Another leak: Sacramento County joins action alleging illegal communications over twin tunnels
Department of Water Resources front and center in growing web of controversies
Already facing a lawsuit claiming decades of state mismanagement of the Oroville dam and a “culture of corruption” that fostered harassment, the California Department of Water Resources drew a new legal challenge from Sacramento County—one that accuses its employees of improper communications around the twin tunnels project.
The latest DWR drama was triggered January 15, when attorneys for Sacramento and San Joaquin counties, and the city of Antioch, filed a motion demanding that the State Water Resources Control Board halt the phase-two public hearings for WaterFix, better known as “the twin tunnels” project. The motion claims an attorney named Michael Brodsky, representing Save the California Delta Alliance, used the California Public Records Act to uncover illegal interactions between DWR employees and the team charged with hosting the state’s hearings.
The hearings were scheduled to begin January 18, but have been called off until at least February 2.
DWR is the main agency pushing the controversial twin tunnels forward. Gov. Jerry Brown came under fire last week for appointing Karla Nemeth its new director, after it was discovered her husband is a strategist for a Southern California water district championing the tunnels. The new motion says DWR employees took part in “unlawful ex parte communications” that advised hearing facilitators at the state water board to positively interpret parts of the tunnels’ environmental impact report.

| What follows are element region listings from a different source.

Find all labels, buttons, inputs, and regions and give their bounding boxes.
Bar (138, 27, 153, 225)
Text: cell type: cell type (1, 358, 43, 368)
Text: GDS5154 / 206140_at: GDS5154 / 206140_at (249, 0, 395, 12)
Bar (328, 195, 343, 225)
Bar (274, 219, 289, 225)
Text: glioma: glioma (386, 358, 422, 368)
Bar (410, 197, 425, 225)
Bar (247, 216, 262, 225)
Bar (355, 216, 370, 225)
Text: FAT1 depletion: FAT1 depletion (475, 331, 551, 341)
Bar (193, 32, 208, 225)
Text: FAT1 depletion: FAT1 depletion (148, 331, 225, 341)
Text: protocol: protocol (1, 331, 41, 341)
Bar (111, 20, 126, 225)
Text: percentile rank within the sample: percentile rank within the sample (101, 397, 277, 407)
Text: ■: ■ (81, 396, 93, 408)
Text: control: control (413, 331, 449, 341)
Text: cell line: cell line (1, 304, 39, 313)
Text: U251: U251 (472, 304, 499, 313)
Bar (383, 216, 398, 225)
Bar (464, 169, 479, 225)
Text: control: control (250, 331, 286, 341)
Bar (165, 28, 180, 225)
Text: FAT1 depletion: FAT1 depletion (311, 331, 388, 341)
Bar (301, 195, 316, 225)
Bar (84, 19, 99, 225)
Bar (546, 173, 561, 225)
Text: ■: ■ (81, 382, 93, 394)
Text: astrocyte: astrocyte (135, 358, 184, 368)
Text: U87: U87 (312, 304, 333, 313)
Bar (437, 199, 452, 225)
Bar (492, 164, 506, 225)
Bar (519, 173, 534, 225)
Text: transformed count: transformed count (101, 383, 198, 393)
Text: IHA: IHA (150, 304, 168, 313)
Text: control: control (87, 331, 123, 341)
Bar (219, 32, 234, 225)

Antioch City Attorney Matthew Emrick argued that state officials need to delay the hearings until it’s clear just how “tarnished” they are by DWR’s actions. “The ex parte communications have the potential to result in an unfair hearing,” Emrick wrote in the motion. “Whether it can be salvaged, in whole or in part, remains to be determined.”
DWR attorney Tripp Mizell filed a motion against stopping the hearings, arguing that his agency’s inside communications don’t pose any risk to a balanced playing field.
Sacramento County’s legal team disagrees. County counsel Robyn Drivon told SN&R it’s vital that attorneys watching out for Delta communities have time to investigate whether the hearing process has been “irreparably compromised.”